To be more specific, let’s say I want to calculate PI, and I have an algorithm X. When I perform this on a single core in a tight loop, let’s say I get some performance Y. If I do this calculation in a distributed fashion using e.g. Hadoop, How much performance degradation can I expect?
I understand this would depend on many factors, but what would be the rough magnitude? I’m thinking of a cluster with maybe 10 – 100 servers (80 – 800 CPU cores total), if that matters.
Thanks!
Technically hadoop has considerable overheads in several dimensions:
a) Per task overhead which can be estimated from 1 to 3 seconds.
b) HDFS Data reading overhead, due to passing data via socket and CRC calculation.
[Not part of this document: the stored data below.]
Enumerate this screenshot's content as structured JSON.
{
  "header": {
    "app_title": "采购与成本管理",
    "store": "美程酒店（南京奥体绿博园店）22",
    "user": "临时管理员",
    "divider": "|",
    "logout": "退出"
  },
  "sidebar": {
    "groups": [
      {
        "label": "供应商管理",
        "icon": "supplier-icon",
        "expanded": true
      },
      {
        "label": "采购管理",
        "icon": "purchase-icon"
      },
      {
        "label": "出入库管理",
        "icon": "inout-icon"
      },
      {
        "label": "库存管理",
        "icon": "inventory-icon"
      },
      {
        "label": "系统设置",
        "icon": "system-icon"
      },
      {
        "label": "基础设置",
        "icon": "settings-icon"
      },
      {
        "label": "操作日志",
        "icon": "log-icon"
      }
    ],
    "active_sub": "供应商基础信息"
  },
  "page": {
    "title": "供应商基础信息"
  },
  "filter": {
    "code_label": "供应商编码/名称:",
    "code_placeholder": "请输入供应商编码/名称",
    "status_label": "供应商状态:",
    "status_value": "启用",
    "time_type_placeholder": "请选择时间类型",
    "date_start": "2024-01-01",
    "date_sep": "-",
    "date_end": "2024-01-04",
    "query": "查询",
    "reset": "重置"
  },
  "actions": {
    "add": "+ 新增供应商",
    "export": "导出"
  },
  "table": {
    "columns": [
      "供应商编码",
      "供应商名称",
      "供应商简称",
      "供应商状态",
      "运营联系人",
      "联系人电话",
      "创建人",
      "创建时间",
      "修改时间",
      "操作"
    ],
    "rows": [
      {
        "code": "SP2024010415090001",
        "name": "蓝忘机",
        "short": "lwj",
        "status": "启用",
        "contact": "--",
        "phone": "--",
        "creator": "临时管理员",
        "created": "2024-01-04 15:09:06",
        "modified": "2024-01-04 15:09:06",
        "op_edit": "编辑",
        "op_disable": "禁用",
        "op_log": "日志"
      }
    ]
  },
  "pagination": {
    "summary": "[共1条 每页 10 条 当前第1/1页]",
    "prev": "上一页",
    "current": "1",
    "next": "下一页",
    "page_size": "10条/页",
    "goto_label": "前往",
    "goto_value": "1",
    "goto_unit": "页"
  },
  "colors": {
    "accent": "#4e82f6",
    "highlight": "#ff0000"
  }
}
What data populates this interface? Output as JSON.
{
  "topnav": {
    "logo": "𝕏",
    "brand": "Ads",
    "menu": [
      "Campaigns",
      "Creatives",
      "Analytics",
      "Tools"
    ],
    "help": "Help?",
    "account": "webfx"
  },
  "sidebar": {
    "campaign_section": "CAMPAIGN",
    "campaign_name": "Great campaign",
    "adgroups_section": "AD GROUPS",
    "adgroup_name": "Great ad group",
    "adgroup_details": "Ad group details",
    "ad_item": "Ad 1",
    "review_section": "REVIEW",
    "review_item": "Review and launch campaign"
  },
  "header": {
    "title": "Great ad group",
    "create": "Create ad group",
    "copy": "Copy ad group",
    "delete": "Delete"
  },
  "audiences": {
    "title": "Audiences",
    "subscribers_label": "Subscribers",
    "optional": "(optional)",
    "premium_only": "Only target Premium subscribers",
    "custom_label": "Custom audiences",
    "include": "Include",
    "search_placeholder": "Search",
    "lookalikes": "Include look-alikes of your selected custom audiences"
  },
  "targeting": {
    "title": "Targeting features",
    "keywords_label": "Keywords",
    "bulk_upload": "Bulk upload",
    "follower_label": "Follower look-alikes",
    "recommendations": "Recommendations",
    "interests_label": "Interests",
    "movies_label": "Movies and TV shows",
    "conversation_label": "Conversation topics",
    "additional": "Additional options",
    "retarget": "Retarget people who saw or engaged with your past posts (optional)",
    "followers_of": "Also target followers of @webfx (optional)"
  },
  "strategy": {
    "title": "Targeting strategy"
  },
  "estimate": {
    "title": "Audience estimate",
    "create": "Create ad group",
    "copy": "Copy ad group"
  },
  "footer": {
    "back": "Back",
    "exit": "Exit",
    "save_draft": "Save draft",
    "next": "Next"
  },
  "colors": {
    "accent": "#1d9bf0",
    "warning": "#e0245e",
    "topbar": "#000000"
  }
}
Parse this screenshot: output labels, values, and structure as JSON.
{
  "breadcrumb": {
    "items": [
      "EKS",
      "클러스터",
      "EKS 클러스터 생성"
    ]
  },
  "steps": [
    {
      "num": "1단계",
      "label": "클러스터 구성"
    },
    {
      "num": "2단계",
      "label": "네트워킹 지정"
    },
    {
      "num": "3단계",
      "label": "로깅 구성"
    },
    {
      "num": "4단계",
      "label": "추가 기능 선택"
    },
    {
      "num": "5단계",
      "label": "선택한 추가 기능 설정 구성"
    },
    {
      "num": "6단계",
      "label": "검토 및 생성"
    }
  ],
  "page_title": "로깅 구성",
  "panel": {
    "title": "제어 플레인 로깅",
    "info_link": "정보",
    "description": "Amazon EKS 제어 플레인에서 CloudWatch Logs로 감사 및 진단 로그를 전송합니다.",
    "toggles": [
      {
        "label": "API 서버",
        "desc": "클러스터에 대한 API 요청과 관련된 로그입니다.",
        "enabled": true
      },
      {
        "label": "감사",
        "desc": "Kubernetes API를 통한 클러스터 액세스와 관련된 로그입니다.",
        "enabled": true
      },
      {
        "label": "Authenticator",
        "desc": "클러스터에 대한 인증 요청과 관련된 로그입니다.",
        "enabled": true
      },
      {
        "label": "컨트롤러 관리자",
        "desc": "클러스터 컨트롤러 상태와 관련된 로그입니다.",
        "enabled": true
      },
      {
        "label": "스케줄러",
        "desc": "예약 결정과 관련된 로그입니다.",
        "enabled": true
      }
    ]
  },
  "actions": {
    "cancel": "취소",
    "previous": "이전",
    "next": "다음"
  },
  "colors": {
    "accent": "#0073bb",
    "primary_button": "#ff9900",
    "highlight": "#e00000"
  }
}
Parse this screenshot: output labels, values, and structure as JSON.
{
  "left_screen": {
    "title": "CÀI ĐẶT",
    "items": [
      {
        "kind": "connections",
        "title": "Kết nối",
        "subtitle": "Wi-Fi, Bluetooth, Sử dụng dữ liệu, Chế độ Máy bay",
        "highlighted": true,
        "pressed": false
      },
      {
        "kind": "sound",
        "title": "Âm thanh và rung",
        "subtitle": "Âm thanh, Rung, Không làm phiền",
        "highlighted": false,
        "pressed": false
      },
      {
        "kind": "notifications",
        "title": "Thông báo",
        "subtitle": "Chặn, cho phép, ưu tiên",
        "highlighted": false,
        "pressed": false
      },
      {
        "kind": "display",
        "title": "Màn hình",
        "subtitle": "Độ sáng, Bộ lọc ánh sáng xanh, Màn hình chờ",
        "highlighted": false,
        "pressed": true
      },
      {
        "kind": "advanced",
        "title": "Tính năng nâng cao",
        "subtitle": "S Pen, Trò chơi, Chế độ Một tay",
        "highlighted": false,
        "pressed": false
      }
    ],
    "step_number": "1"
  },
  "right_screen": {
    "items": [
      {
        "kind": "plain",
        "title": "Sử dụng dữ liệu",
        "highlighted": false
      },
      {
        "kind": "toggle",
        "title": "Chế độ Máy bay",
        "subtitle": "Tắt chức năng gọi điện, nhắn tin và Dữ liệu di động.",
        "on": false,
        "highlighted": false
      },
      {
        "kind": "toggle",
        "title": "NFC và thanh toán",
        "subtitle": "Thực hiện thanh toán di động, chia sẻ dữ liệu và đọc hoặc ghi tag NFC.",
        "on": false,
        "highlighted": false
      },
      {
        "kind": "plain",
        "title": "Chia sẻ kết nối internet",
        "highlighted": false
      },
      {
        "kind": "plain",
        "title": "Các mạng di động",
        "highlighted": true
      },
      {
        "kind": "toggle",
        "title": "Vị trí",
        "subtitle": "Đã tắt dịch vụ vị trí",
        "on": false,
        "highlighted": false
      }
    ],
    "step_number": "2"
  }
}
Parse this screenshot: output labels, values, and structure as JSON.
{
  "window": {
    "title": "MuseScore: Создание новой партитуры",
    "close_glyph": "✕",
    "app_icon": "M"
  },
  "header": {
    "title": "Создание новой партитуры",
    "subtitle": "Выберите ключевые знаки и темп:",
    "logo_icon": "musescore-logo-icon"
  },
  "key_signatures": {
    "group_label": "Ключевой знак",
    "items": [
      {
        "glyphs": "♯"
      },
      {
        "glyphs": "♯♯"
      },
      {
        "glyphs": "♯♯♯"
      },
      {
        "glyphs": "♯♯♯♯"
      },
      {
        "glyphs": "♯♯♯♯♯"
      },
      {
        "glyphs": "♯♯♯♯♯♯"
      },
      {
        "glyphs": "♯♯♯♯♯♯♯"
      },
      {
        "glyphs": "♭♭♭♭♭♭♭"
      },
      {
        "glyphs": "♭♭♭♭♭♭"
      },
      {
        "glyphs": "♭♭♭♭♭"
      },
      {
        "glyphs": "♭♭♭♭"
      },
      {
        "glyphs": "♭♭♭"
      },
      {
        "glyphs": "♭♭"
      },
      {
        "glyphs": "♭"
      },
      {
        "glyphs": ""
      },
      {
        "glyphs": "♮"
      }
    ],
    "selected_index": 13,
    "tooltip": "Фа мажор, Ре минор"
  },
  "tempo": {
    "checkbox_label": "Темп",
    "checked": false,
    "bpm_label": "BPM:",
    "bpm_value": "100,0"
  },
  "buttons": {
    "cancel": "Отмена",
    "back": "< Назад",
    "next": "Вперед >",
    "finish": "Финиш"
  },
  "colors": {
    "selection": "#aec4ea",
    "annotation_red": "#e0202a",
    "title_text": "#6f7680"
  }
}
It is harder to estimate
These overheads can be very significant if you have a lot of small tasks, and/or if your data processing is light.
In the same time if your have big files (less tasks) and Your data processing is heavy (let say a few mb/sec per core) then Hadoop overhead can be negleted.
In a bottom line – Hadoop overhead is variable things which higly depends on the nature of processing you are doing.